Soybean prices have not declined as sharply as corn prices.
"While December 2008 futures are down by more than 20% from the contract high, November 2008 soybean futures at $14.40 are down 12% from the contract high," Good says. "Soybean prices have been a little more resilient because of the uncertainty about Argentine exports and because of more concern about U.S. crop conditions."
For corn, the drop in ethanol prices over the past two weeks has been more than offset by the decline in corn prices, he notes.
"Spot cash prices for corn, ethanol, and distillers grain suggest that the current gross crush margin is at the high end of the margins experienced over the past 11 months," he says. "Corn consumption for ethanol should continue to increase as forecast as corn prices follow crude oil prices."
As of July 13, only 13% of the corn crop was in the silk stage, compared to 50% on the same late last year and the five-year average of 36 percent.
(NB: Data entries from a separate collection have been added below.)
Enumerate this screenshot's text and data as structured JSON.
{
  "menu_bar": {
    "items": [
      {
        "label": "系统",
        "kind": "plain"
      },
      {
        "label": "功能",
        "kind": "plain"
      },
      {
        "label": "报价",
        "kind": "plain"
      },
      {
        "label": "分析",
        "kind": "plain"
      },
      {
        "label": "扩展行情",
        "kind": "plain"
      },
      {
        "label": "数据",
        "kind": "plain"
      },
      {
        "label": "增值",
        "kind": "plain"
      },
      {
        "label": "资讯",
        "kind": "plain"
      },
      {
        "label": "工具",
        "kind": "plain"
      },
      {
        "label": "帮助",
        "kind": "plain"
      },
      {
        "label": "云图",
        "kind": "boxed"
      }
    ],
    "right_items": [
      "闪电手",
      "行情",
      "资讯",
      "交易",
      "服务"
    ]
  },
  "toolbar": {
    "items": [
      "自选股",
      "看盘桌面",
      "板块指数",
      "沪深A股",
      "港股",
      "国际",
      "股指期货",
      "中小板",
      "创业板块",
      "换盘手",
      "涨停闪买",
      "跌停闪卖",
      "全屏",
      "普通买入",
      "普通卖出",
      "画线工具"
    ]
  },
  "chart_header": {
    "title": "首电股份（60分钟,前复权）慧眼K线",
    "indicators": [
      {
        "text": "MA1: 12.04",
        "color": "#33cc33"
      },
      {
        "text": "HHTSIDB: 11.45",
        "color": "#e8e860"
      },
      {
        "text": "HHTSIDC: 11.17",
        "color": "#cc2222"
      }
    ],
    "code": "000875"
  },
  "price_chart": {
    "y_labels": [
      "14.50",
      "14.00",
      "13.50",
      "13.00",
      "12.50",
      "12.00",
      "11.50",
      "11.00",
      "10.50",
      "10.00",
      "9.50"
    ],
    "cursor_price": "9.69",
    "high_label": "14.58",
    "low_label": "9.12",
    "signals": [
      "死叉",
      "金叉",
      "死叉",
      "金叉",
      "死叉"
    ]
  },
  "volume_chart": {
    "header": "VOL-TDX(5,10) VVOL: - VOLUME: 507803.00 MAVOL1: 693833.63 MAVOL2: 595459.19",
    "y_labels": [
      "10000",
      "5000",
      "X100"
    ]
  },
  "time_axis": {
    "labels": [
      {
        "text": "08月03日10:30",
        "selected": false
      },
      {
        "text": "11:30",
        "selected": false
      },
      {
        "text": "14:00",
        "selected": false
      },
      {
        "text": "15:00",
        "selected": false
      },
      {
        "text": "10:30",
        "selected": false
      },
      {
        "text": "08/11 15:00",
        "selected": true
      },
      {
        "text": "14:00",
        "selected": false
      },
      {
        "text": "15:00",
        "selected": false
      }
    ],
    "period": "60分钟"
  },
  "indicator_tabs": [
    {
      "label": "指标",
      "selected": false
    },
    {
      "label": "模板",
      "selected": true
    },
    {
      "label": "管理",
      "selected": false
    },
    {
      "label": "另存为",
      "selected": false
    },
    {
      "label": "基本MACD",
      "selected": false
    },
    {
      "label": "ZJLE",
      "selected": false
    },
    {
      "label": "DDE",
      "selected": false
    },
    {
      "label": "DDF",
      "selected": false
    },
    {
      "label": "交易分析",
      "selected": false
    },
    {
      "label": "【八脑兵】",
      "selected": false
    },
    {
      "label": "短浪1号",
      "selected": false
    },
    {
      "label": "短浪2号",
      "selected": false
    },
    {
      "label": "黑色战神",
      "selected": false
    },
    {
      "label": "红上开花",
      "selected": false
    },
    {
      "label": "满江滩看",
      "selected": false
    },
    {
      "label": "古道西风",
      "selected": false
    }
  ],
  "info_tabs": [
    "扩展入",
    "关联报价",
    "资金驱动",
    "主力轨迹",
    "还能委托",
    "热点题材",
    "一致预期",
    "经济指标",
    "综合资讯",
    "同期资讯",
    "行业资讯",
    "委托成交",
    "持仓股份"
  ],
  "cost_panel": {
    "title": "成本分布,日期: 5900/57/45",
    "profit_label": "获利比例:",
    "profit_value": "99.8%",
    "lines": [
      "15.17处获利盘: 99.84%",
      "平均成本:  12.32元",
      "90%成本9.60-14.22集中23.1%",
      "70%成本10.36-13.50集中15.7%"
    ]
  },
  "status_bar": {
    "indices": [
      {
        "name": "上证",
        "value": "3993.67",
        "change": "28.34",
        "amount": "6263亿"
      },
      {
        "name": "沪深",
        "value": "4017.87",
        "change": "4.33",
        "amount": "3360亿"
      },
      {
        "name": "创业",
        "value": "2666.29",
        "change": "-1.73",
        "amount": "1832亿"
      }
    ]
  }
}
"Recent weather conditions, however, suggest that maturity will progress rapidly," Good indicates. "In addition, the Climate Prediction Center outlook for August weather contained a generally favorable outlook for the Midwest."
According to Good, as of July 13, 26% of the soybean crop was reported to be in the bloom stage, compared to 54% on the same date last year and the five-year average of 45%.
"While yield uncertainty will persist, there is more than the typical amount of uncertainty about corn and soybean acreage," Good concludes. "The USDA will provide updated forecasts of planted and harvested acreage, along with the first yield forecast of the season, on Aug. 12."